Gassert: Es ist schwer zu prognostizieren, weil es davon abhängt, welche anderen Themen unsere Gesellschaft beschäftigt. Wir haben das bei Fridays for Future gesehen. 2018, 2019 war das noch aktuell. Dann kam Covid und die ganze Corona-Krise mit dem Lockdown. Dann waren plötzlich Fridays-for-Future-Demonstrationen erst mal weg vom Fenster, konnten sich nicht so organisieren, konnten keine großen Protestmärsche organisieren und veranstalten. Alles drehte sich nur um Covid.
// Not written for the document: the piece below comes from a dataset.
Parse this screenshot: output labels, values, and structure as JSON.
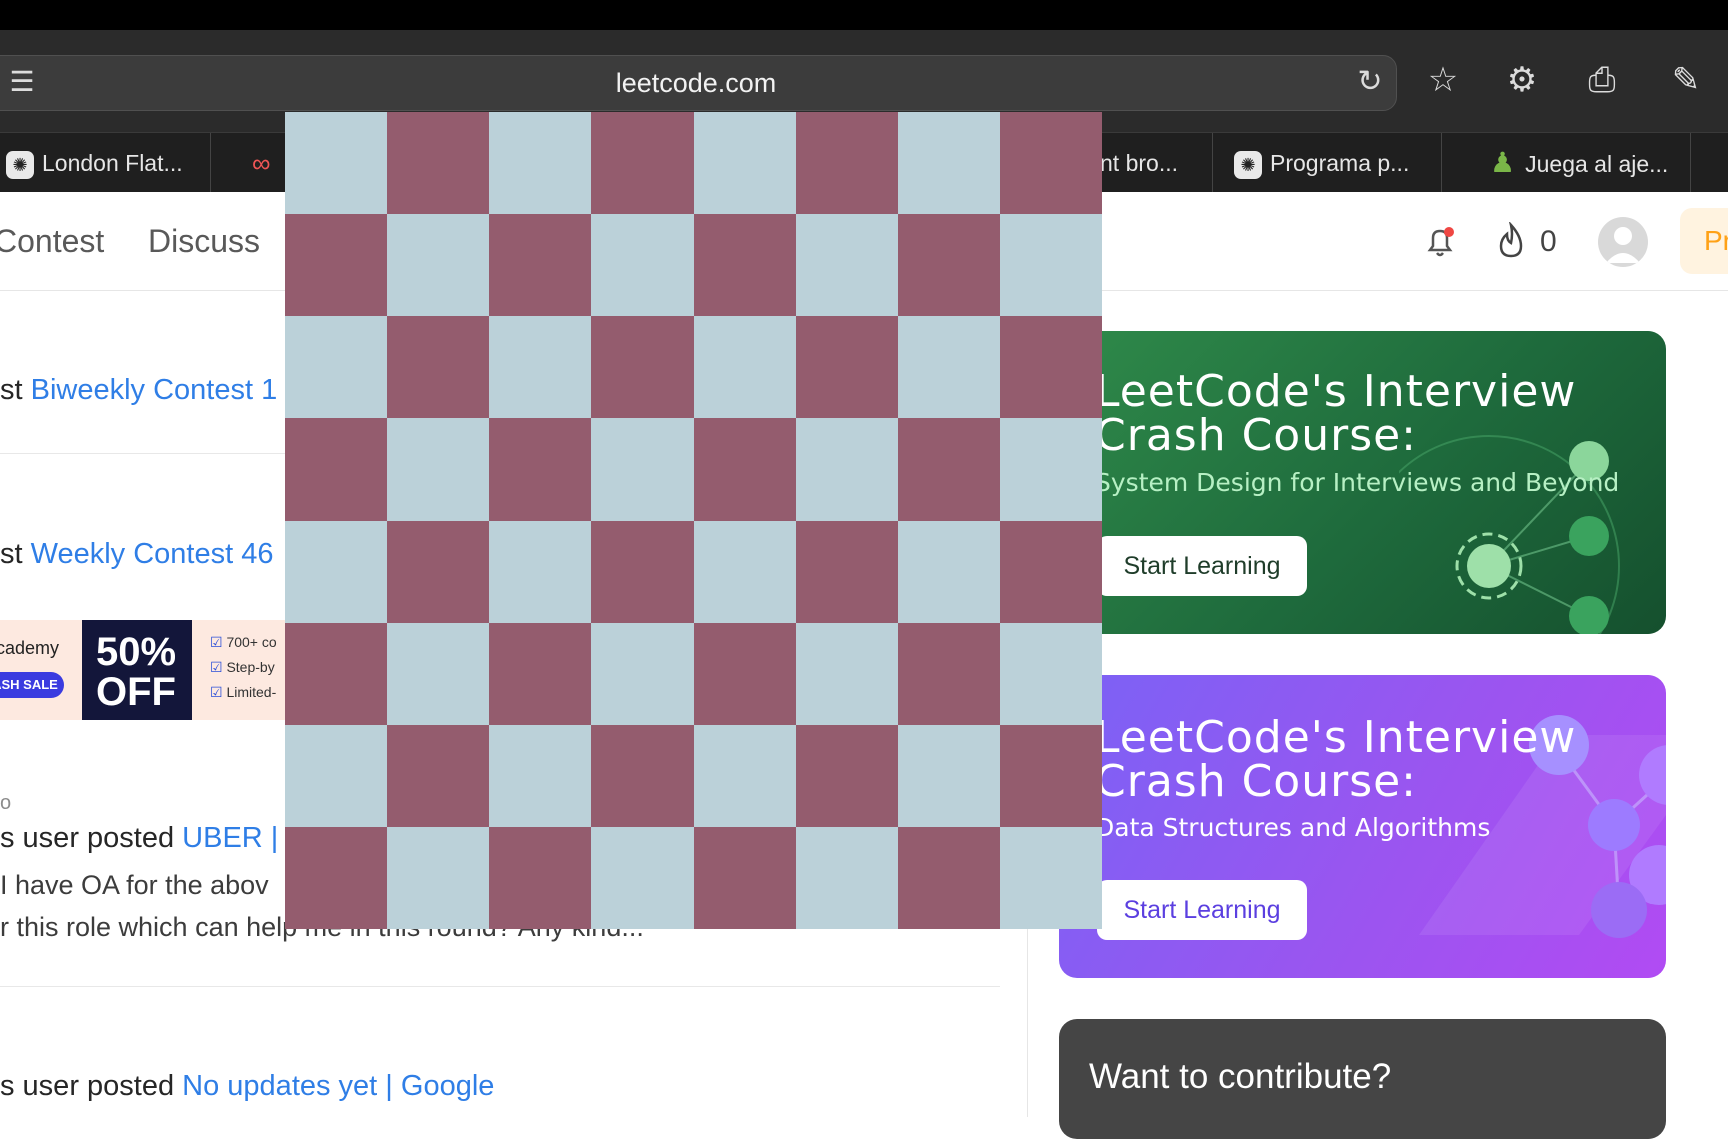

Jetzt haben wir das Thema Ukraine-Krieg, worauf ein starker Fokus liegt. Aber es kann im Herbst ein anderes Thema kommen, das weder Sie noch ich bisher kennen. Deswegen sind solche Vorhersagen immer nur möglich unter Bezug auf ein Wissen, was denn eintreten könnte.
"Gemäßigtere Bewegungen wirken eher auf die Politik ein"
Wenn Sie mich jetzt fragen werden, ob sich eher die radikaleren oder die gemäßigteren Gruppierungen durchsetzen. Dann glaube ich, dass im Allgemeinen die gemäßigteren Bewegungen in einer Demokratie eher die Chance haben, auf die Politik einzuwirken, als solche Gruppierungen, die sich radikalisieren, die disruptiven Protest, zum Teil ja auch Gewalt oder Ähnliches anwenden.
Eine Klimabewegung entsteht ja zunächst sehr breit, von Jugendlichen getragen, die aus der Mitte der Gesellschaft kommen und die ihr Anliegen vortragen. Ein Stück weit auch durchaus das Gehör der Politik finden, aber andere, radikalere Kräfte merken, dass der Wandel in der Demokratie nicht so schnell vorangebracht werden kann, wie sich das die Klimaaktivistinnen und Klimaaktivisten ursprünglich mal gewünscht haben.
Und das ist sozusagen der Moment, wo es kippt. Wir müssen also noch mehr tun; noch mehr Aufmerksamkeit auf das Thema lenken. Wir müssen die Leute wirklich da treffen, wo es ihnen wehtut, zum Beispiel auf dem Weg zur Arbeit, sagen die Aktivisten dann. Nur so gewinnen wir die öffentliche Aufmerksamkeit. Und diese Art von Disruptive hat Fridays for Future einfach nicht gehabt. Deswegen war es auch durchaus erwartbar, dass es zu dieser Radikalisierung gekommen ist.